The trick is in knowing what to look for and developing the tools to investigate — later resources, both space- and ground-based, will then be brought to bear to further the analysis. Given the wild multiplicity of exoplanets, we’re sure to be applying lessons learned at GJ 1214b to other mini-Neptunes, and generalizing from there to broader models of atmospheric evolution. Uncovering things, learning, pushing deeper is a compulsive process. We all have our obsessions, but I can’t think of a better one than the drive to explain other worlds.
The paper is Charnay et al., “3D modeling of GJ1214b’s atmosphere: formation of inhomogeneous high clouds and observational implications,” Astrophysical Journal Letters, Volume 813, Number 1 (abstract / preprint).
Okay, so that famous quote by Benjamin Franklin regarding someone asking him of what use balloons are may or may not have been said by him, but the sentiment definitely applies here in regards to your friend’s comment about Pluto and space in general, Paul:
http://www.lhup.edu/~dsimanek/sciurban.htm
More proof that the mass of humanity really needs to widen its perspectives.
“Beyond that, each new ‘rock’ is part of a process of building understanding. We need to know what is around us because while we cannot solve all mysteries, we are compelled to solve the ones in front of us, the ones we can get to or develop the tools to investigate. The thing is, each time we go looking we seem to find something surprising, and then we need an answer for the conundrum. It’s a process that presumably began early in the development of our species. ”
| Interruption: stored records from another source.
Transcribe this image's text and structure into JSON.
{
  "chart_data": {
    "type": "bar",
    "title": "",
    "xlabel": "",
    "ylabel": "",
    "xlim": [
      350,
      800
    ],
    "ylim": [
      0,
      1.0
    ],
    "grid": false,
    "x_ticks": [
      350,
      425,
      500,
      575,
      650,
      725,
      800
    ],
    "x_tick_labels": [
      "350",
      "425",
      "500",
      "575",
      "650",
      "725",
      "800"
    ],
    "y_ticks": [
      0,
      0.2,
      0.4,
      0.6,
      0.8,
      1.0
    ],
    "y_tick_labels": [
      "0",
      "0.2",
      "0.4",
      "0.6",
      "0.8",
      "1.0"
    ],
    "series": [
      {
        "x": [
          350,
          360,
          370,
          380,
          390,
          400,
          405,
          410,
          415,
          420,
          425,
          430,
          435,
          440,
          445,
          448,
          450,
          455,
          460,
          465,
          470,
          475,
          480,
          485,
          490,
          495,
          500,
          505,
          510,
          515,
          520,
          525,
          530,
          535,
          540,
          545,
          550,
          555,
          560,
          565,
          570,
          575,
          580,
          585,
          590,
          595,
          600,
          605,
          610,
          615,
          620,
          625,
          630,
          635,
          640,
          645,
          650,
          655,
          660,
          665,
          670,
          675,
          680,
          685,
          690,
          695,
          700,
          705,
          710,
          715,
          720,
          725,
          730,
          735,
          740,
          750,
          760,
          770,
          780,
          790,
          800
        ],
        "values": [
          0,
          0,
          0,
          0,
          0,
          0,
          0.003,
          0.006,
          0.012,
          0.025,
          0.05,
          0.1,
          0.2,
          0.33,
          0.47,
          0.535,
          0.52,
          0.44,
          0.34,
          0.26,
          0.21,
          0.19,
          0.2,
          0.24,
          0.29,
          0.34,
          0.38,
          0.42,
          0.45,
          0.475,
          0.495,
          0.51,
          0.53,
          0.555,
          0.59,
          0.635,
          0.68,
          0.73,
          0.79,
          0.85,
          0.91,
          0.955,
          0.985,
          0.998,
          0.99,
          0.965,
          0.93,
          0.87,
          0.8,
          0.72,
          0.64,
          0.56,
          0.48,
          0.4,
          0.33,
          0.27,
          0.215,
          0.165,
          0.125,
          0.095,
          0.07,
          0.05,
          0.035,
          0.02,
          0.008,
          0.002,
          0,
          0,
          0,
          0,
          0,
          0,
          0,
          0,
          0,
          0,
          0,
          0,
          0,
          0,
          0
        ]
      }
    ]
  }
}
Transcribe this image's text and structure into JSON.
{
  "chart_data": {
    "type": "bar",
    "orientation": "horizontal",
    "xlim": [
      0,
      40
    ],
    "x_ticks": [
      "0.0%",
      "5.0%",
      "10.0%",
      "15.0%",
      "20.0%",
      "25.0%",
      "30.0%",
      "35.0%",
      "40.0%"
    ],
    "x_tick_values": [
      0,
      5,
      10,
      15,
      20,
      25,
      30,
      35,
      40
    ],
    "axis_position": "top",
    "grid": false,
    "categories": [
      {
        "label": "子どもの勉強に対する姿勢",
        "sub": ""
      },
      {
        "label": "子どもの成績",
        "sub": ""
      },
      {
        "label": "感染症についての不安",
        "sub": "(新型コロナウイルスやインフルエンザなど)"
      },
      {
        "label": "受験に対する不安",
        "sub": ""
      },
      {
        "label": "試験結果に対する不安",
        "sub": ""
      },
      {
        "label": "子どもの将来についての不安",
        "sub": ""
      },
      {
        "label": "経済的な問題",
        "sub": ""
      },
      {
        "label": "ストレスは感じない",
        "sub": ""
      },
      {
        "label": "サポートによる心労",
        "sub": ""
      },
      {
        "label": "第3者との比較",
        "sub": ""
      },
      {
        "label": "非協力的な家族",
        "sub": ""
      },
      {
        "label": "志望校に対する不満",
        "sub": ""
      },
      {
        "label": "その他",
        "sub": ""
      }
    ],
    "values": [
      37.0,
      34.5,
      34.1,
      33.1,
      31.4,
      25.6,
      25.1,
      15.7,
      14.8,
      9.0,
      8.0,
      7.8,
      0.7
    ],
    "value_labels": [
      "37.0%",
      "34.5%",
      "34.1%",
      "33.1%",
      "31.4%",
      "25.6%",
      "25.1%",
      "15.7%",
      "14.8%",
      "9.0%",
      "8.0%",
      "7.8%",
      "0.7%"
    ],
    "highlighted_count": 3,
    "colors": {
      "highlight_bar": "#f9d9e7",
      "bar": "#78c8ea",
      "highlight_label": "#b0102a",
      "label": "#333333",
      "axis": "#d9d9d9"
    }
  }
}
Well said, and the idea goes well beyond astronomy. The synergy of knowledge accumulation leads to unexpected insights. We can’t anticipate how pieces of information will fit together in the future, so the quest for new knowledge and understanding is self-justifying. The mundane of today is the missing piece of tomorrow’s puzzle. The quantum informs the cosmos, and the reverse.
If only we could get the Abes of the world to appreciate the importance of basic research like studying plain old rocks, wherever they be. Understanding begets understanding, and often understanding benefits people.
Not to get political, but imagine if the money we spent on planes guns tanks warships and bombs were spent on scientific research. We’d be more secure in the long run, and better off in general.
These are not just balls of rock: they are huge pieces of reality (much more important than our own Earth in our anthropocentric view of the universe). To know them is similar to knowing the layout of our continents. It is knowledge, that will still be true far after the evanescent ups and downs of some trading system built on some minor planet by some species whose civilization has only proved itself for a few thousand years. It is knowledge that would be true to neighboring civilizations that may have existed millions of years ago or will come in millions of years in time. In a cosmic perspective, these are things that are far far more important.